Affiliation:
1. Koa Health, Barcelona, Spain
2. Koa Health, Barcelona Spain
Abstract
The first objective of recommender systems is to provide personalized recommendations for each user. However, personalization may not be its only use. Past recommendations can be further analyzed to gain global insights into users’ behavior with respect to recommended items. Such insights can help to answer design-related questions such as which items’ recommendations are the most impactful in terms of users’ utility, which type of recommendations are the most followed ones, which items could be dropped from the catalog, or which recommendations are under-performing compared to what one would expect. In order to answer those questions, we need to rank item recommendations’ performances in terms of their causal impact on some user-related outcome measures. Unfortunately, in previous work leveraging causal inference for recommendation systems, the attention is fully focused on correcting confounding bias and not on the collider bias.
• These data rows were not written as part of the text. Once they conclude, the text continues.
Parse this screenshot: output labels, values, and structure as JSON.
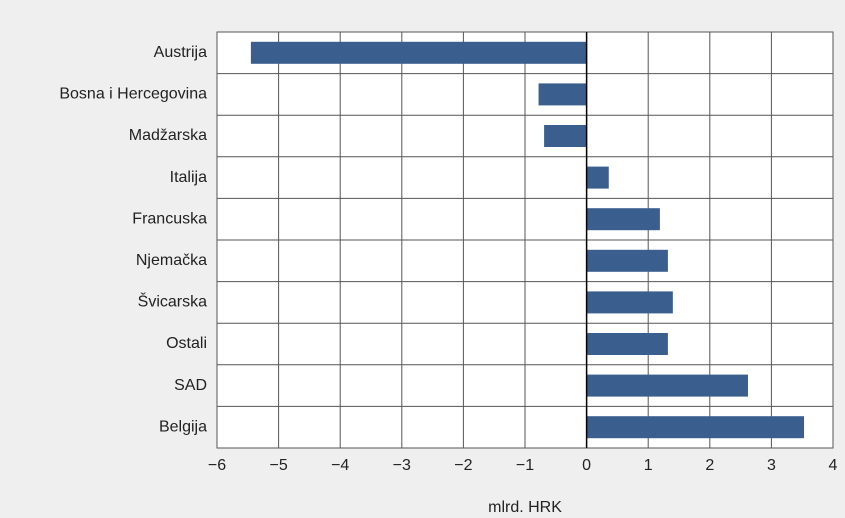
{
  "chart_data": {
    "type": "barh",
    "categories": [
      "Austrija",
      "Bosna i Hercegovina",
      "Madžarska",
      "Italija",
      "Francuska",
      "Njemačka",
      "Švicarska",
      "Ostali",
      "SAD",
      "Belgija"
    ],
    "values": [
      -5.45,
      -0.78,
      -0.69,
      0.36,
      1.19,
      1.32,
      1.4,
      1.32,
      2.62,
      3.53
    ],
    "color": "#3a5f8f",
    "xlabel": "mlrd. HRK",
    "xlim": [
      -6,
      4
    ],
    "xticks": [
      {
        "value": -6,
        "label": "−6"
      },
      {
        "value": -5,
        "label": "−5"
      },
      {
        "value": -4,
        "label": "−4"
      },
      {
        "value": -3,
        "label": "−3"
      },
      {
        "value": -2,
        "label": "−2"
      },
      {
        "value": -1,
        "label": "−1"
      },
      0,
      1,
      2,
      3,
      4
    ],
    "grid": true
  }
}
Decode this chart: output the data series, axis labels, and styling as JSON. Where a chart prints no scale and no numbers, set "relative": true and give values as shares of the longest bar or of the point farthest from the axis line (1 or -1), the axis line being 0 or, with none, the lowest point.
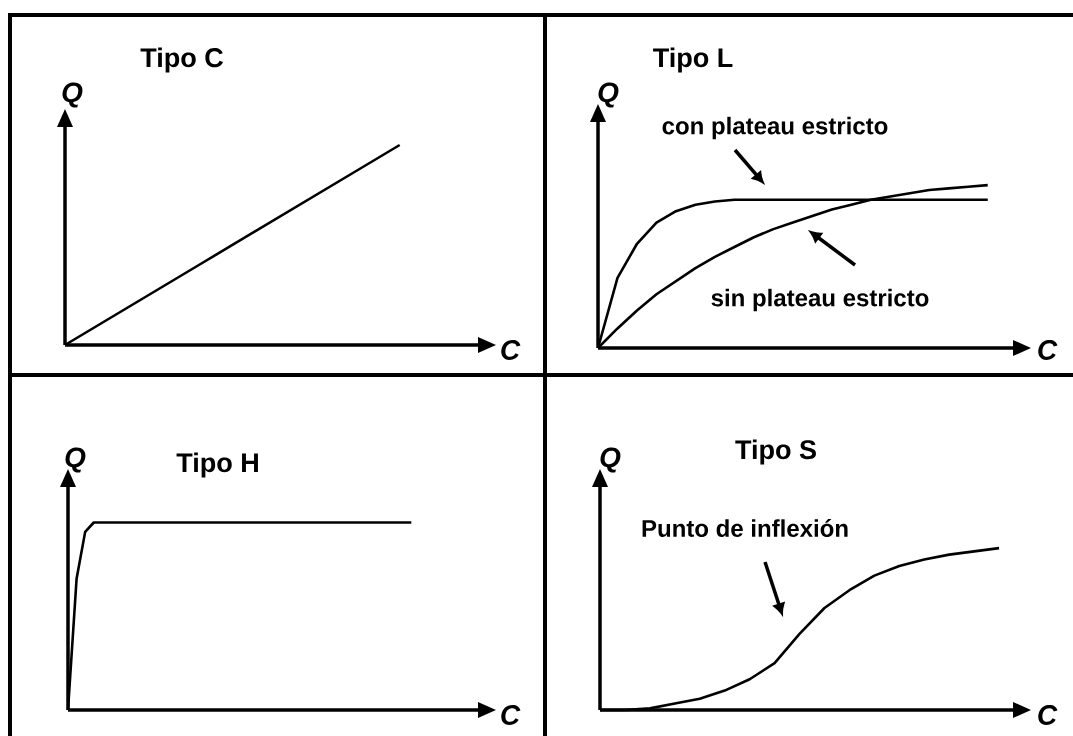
{
  "chart_data": [
    {
      "type": "line",
      "title": "Tipo C",
      "xlabel": "C",
      "ylabel": "Q",
      "relative": true,
      "marker": "none",
      "line_style": "solid",
      "categories": [
        null,
        null,
        null,
        null,
        null,
        null,
        null,
        null,
        null,
        null,
        null
      ],
      "series": [
        {
          "color": "#000000",
          "values": [
            0,
            0.1,
            0.2,
            0.3,
            0.4,
            0.5,
            0.6,
            0.7,
            0.8,
            0.9,
            1.0
          ]
        }
      ]
    },
    {
      "type": "line",
      "title": "Tipo L",
      "xlabel": "C",
      "ylabel": "Q",
      "relative": true,
      "marker": "none",
      "line_style": "solid",
      "categories": [
        null,
        null,
        null,
        null,
        null,
        null,
        null,
        null,
        null,
        null,
        null,
        null,
        null,
        null,
        null,
        null,
        null,
        null,
        null,
        null,
        null
      ],
      "series": [
        {
          "name": "con plateau estricto",
          "color": "#000000",
          "values": [
            0,
            0.43,
            0.64,
            0.77,
            0.84,
            0.88,
            0.9,
            0.91,
            0.91,
            0.91,
            0.91,
            0.91,
            0.91,
            0.91,
            0.91,
            0.91,
            0.91,
            0.91,
            0.91,
            0.91,
            0.91
          ]
        },
        {
          "name": "sin plateau  estricto",
          "color": "#000000",
          "values": [
            0,
            0.12,
            0.23,
            0.33,
            0.41,
            0.49,
            0.56,
            0.62,
            0.68,
            0.73,
            0.77,
            0.81,
            0.85,
            0.88,
            0.91,
            0.93,
            0.95,
            0.97,
            0.98,
            0.99,
            1.0
          ]
        }
      ]
    },
    {
      "type": "line",
      "title": "Tipo H",
      "xlabel": "C",
      "ylabel": "Q",
      "relative": true,
      "marker": "none",
      "line_style": "solid",
      "categories": [
        null,
        null,
        null,
        null,
        null,
        null,
        null,
        null,
        null,
        null,
        null,
        null,
        null,
        null,
        null,
        null,
        null,
        null,
        null,
        null,
        null,
        null,
        null,
        null,
        null,
        null,
        null,
        null,
        null,
        null,
        null,
        null,
        null,
        null,
        null,
        null,
        null,
        null,
        null,
        null,
        null
      ],
      "series": [
        {
          "color": "#000000",
          "values": [
            0,
            0.7,
            0.95,
            1,
            1,
            1,
            1,
            1,
            1,
            1,
            1,
            1,
            1,
            1,
            1,
            1,
            1,
            1,
            1,
            1,
            1,
            1,
            1,
            1,
            1,
            1,
            1,
            1,
            1,
            1,
            1,
            1,
            1,
            1,
            1,
            1,
            1,
            1,
            1,
            1,
            1
          ]
        }
      ]
    },
    {
      "type": "line",
      "title": "Tipo S",
      "xlabel": "C",
      "ylabel": "Q",
      "relative": true,
      "marker": "none",
      "line_style": "solid",
      "annotations": [
        "Punto de inflexión"
      ],
      "categories": [
        null,
        null,
        null,
        null,
        null,
        null,
        null,
        null,
        null,
        null,
        null,
        null,
        null,
        null,
        null,
        null,
        null
      ],
      "series": [
        {
          "color": "#000000",
          "values": [
            0,
            0,
            0.01,
            0.04,
            0.07,
            0.12,
            0.19,
            0.29,
            0.47,
            0.63,
            0.74,
            0.83,
            0.89,
            0.93,
            0.96,
            0.98,
            1.0
          ]
        }
      ]
    }
  ]
}
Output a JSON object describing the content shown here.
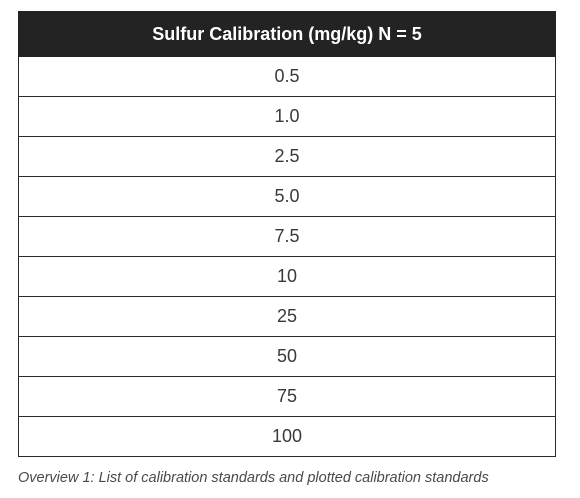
{
  "table": {
    "header": "Sulfur Calibration (mg/kg) N = 5",
    "rows": [
      "0.5",
      "1.0",
      "2.5",
      "5.0",
      "7.5",
      "10",
      "25",
      "50",
      "75",
      "100"
    ]
  },
  "caption": "Overview 1: List of calibration standards and plotted calibration standards"
}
This bias is particularly relevant in the recommender context, where multiple items are simultaneously recommended. Indeed, when there is a fixed number of available spots (i.e.,
k
-spots) and recommendations need to be provided at each session, we argue that it is not possible to estimate the causal impacts of recommendations but only the differences between them. Therefore, in this article, we provide an unbiased estimator of the differences in the impacts of items’ recommendations, that work for any outcome of interest, and any type of recommender system as long as it has some degree of randomization. We apply our results both in a simulated environment and in a real-world offline environment leveraging logged data for recommended items in a digital healthcare app.